A Scottish Government spokesperson said: ‘The Scottish Government and NHS Scotland do not have a working relationship with the World Professional Association for Transgender Health (WPATH). Specific questions related to your standards or their development should be directed to WPATH.
“It is not correct to say that NHS gender identity services in Scotland follow WPATH V8 guidelines – a broad evidence base helps inform the provision of NHS gender identity services in Scotland.”
A GMC spokesperson said: ‘As the regulator of individual doctors in the UK, we do not set clinical guidelines. The guidance we provide is at a high level and our ethical trans healthcare hub shows ways our professional standards can be applied and points to resources.’
A spokesperson for the Royal College of Psychiatrists said: “All our position statements are based on a wide variety of sources, as well as the professional experience of our own members, and are not dictated by any individual or organisation.” Our position paper on transgender health was written in 2013 and we will update it following the outcome of the Cass Review.’

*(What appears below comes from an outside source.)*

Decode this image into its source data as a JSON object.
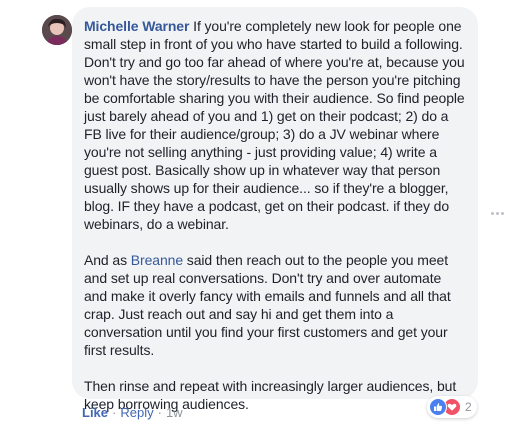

A Department of Health and Social Care spokesperson said: ‘NHS England is transforming gender identity services for children, in line with Cass Review recommendations, and moved away from WPATH guidelines more than five years ago.
“The Tavistock clinic will close at the end of March and new services will open in April, with robust safeguarding processes in place and staffed by pediatric safeguarding experts.”
A spokesperson for NHS England said: ‘The NHS has well-established methods and processes to enable the development of policies and specifications for NHS gender services in line with evidence and clinical experience.
“While we are aware of the WPATH standards, we are clear that they do not determine NHS policy.”
The BMA has been contacted for comment.